Eigentlich ist es taktisch äußerst unklug, Euch diese Kekse bereits heute und nicht als krönenden Abschluss zum Ende meines bereits angekündigten Backmarathons vorzustellen, denn nach diesen schokoladigsten und leckersten aller Keksen kann es keine Steigerung mehr geben - absolut ganz und gar unmöglich, glaubts mir. 
Andererseits kann ich es aber auch nicht mit meinem Gewissen vereinbaren, Euch diese Köstlichkeit länger als nötig vorzuenthalten, also gibt's das Rezept gleich heute und bevor ich mal wieder ins schwafeln verfalle, sach ich es einfach mal ganz kurz und knapp: Besorgt Euch so schnell wie möglich (also am Besten noch gleich heute) die notwendigen Zutaten und dann nichts wie ab in die Küche - diese Kekse sind mit großem, nein, riesengroßem Abstand die leckersten Kekse, die ich je gegessen habe. 
Schokolade und Salz sind ja nicht erst seit diesen Keksen meine favorisierte Kombination, sondern schon in meiner Monstertorte Schoko-Karamell-Torte mit Fleur de Sel und dem Schoko-Espressokuchen zum Einsatz gekommen und haben besonders beim zweiten Kuchen ziemlich polarisiert - man muss diese Kombi also wirklich mögen. Aber wenn man einmal angefixt ist, dann gibt's kein Zurück mehr.

Den aufmerksamen und regelmäßigen Food-Blog-Lesern unter Euch wird sicher nicht entgangen sein, dass dieses Rezept selbstverständlich nicht aus meiner Feder stammt, sondern schon eine ausgiebige Runde durch die Bloggerszene gedreht hat.  
Angefangen hat alles bei I dolci di Pinella, die das Rezept wiederum bei Pierre Hermé gefunden hat. Durch Alex hat es dann glücklicherweise seinen Weg nach Deutschland gefunden und wurde hier quasi schon von Sylvia erwartet, die ihre Kekse noch mit einer Spur Lavendel gepimpt hat. Auch Petra, Alice und dani haben diese Kekse mittlerweile mit großer Begeisterung nachgebacken und nun endlich bin ich dran - spät, aber besser als nie! ;O)

Zutaten
175 g Mehl  
30 g Kakao (Valrhona)
5 g Natron
150 g weiche Butter 
120 g Rohrzucker
50 g Puderzucker
3-5 g Fleur de sel (bei mir 5 g)
Mark einer Vanilleschote
150 g sehr gute dunkle Kuvertüre (bei mir Valrhona Guanaja 70%)

Zubereitung
Die Kuvertüre mit der Vierkantreibe oder im Blender sehr fein reiben.
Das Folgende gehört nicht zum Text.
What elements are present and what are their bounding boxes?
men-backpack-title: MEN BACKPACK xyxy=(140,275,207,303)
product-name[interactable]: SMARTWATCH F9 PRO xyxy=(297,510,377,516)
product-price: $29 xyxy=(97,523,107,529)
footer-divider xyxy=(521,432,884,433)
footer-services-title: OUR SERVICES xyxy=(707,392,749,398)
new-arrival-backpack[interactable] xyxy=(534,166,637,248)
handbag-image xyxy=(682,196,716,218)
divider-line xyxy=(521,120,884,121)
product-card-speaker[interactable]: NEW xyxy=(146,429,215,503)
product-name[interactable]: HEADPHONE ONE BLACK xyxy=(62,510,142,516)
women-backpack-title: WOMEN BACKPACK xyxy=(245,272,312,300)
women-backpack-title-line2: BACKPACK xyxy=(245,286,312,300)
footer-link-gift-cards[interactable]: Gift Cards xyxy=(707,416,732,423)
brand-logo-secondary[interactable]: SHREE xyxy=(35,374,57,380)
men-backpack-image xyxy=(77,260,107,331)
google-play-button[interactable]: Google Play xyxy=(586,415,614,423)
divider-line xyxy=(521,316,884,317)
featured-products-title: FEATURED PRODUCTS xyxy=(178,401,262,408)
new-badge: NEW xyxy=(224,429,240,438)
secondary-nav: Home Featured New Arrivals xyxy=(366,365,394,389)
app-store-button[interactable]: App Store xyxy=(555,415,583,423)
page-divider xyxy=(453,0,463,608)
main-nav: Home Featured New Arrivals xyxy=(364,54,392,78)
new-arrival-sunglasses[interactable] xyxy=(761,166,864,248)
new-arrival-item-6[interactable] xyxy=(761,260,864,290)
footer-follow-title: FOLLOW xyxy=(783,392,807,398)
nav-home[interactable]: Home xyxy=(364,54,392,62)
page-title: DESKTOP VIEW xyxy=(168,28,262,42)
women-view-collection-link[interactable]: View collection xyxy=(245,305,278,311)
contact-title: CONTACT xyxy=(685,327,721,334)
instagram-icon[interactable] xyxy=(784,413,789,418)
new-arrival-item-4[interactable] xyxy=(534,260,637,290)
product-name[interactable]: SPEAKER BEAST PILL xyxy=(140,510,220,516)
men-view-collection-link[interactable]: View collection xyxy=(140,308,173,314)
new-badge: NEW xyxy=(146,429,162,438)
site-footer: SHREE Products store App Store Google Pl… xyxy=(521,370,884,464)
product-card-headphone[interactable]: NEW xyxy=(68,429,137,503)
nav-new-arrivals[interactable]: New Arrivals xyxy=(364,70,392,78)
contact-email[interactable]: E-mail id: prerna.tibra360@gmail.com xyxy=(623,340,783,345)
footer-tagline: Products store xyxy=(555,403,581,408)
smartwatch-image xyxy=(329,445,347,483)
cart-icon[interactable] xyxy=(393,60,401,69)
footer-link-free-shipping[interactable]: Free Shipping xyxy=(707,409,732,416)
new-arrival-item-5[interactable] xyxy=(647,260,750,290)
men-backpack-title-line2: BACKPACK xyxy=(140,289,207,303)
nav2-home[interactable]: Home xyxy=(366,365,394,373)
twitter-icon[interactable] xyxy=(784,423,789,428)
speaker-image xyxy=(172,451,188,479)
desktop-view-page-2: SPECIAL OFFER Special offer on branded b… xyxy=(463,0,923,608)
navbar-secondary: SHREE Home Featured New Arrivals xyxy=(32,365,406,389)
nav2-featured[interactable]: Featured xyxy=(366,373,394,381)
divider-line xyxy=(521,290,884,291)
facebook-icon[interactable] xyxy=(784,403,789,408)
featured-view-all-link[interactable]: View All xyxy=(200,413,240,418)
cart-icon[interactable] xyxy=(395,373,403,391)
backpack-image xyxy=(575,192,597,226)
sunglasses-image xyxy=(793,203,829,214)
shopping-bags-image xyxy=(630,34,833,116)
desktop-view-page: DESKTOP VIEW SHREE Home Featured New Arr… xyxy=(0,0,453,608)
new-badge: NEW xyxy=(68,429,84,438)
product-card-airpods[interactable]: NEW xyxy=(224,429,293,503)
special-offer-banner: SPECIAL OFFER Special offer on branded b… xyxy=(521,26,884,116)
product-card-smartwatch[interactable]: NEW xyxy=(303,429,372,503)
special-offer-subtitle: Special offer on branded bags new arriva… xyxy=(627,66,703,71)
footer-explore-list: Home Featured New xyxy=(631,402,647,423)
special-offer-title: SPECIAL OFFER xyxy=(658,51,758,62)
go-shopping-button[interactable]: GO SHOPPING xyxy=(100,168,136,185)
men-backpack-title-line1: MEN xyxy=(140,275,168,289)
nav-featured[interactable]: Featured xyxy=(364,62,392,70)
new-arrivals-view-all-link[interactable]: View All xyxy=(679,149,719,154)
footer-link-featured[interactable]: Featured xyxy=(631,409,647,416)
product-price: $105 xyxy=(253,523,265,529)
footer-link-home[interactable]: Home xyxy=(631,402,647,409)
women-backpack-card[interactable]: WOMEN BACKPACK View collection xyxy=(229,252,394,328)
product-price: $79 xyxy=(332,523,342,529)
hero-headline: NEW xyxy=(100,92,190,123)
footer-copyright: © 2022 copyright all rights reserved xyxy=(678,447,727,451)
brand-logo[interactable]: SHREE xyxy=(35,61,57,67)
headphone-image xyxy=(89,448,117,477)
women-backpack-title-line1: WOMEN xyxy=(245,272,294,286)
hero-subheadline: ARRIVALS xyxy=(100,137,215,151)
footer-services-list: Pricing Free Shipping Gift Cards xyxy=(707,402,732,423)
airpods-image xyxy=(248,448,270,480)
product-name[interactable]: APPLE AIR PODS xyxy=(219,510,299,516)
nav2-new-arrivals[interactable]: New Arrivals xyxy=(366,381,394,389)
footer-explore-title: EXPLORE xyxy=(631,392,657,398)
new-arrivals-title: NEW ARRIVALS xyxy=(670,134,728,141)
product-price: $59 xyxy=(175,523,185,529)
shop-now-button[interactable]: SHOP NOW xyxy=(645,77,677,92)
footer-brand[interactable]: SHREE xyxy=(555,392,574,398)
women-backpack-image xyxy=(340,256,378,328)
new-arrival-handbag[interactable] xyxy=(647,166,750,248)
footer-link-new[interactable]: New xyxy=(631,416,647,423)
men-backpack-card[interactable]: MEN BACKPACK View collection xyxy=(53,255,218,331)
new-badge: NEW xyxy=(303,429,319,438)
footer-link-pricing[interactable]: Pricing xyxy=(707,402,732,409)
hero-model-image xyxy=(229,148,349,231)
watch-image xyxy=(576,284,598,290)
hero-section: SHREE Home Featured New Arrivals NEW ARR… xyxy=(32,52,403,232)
Das Mehl mit dem Kakaopulver und Natron vermischen und mehrmals sieben, bis eine ganz feine Mischung entsteht. Die sehr weiche Butter mit dem Rohrzucker, Puderzucker, Vanillemark und der geriebenen Kuvertüre vermischen. 
Die Mehl-Kakaomischung dazugeben und alles vermengen. Nur so viel wie nötig und so wenig wie möglich kneten, dann werden die Kekse besonders mürbe. Zum Schluss das Fleur de Sel dazugeben und unterkneten. 
Aus dem Teig eine Rolle von 4 cm Durchmesser formen und in Klarsichtfolie gewickelt, mindestens 2-3 Stunden im Kühlschrank kalt stellen. 
Vor der Weiterverarbeitung, die Teigrolle aus dem Kühlschrank nehmen und ca. 15 Minuten Zimmertemperatur annehmen lassen, der Teig lässt sich dann besser schneiden und bricht nicht so leicht. 
In der Zwischenzeit den Backofen auf 180°C vorheizen und die Teigrolle in ca. 1 cm dicke Scheiben schneiden. Mit ausreichendem Abstand zueinander auf ein mit Backpapier ausgelegtes Backblech legen und ca. 8 Minuten backen. 
Kurz auf dem Backblech abkühlen lassen, dann sehr behutsam auf ein Kuchenrost legen und komplett auskühlen lassen. 
In einer gut verschließbaren Blechdose aufbewahren. 

Statt Blumen!

Als Blogger muss man sich zwangsläufig irgendwann mit den Themen Werbung, Linktausch und Produkttests auseinandersetzen, das lässt sich gar nicht vermeiden, da nahezu täglich angeblich u n w i d e r s t e h l i c h e Angebote rein schneien - da hilft auch ein kleiner, aber wie ich finde recht deutlich formulierter Hinweis im Impressum nix. 
Ich hab mich sehr früh gegen Werbung im KuLa entschieden. Ein Grund war unter Anderem, dass es mich selbst kolossal nervt, wenn man zwischen Fett-weg-Werbebannern und Bauch-Beine-Po-Tipps die wirklich wichtigen Dinge, nämlich die leckeren Schoko- und Pasta-Rezepte nicht sofort findet, außerdem habe ich gern die komplette Kontrolle über die Inhalte meines Blogs und das ist, soweit ich weiß, nicht gewährleistet, sobald Werbung von anderen Anbietern geschaltet wird.
Trotzdem bleibt die Frage, ob und wenn ja, wie man sich den Aufwand, den man mit dem Blog betreibt, vergüten lässt. Seit einiger Zeit gibt es sog. Mikrozahlsysteme, wie flattr und yourcent, mit deren Hilfe man den Bloggern, die die entsprechenden Buttons in ihren Blog eingebunden haben, einen kleinen Betrag für Ihre Mühen zukommen lassen kann. 
An und für sich eine wirklich interessante Geschichte, allein mich stört die Tatsache, dass man sich dort auch als Blogleser, der seine Lieblingsblogs auch finanziell unterstützen möchte, registrieren lassen muss - geht aber natürlich nicht anders, das is mir durchaus klar ;o)
Ich hab mich jetzt aber für eine andere Methode entschieden und folge damit dem Beispiel von Anke G. und Frau... äh... Mutti, die in ihren Blogs ebenfalls einen sogenannten Wunschzettel eingebunden haben. 
In der Sidebar findet Ihr also von nun an unter dem Punkt Statt Blumen! einen Link zu meinem Amazon-Wunschzettel, auf dem ich alles vermerke, was ich eigentlich ganz dringend brauche und ohne das ich mir mein Leben kaum noch vorstellen kann ;o) 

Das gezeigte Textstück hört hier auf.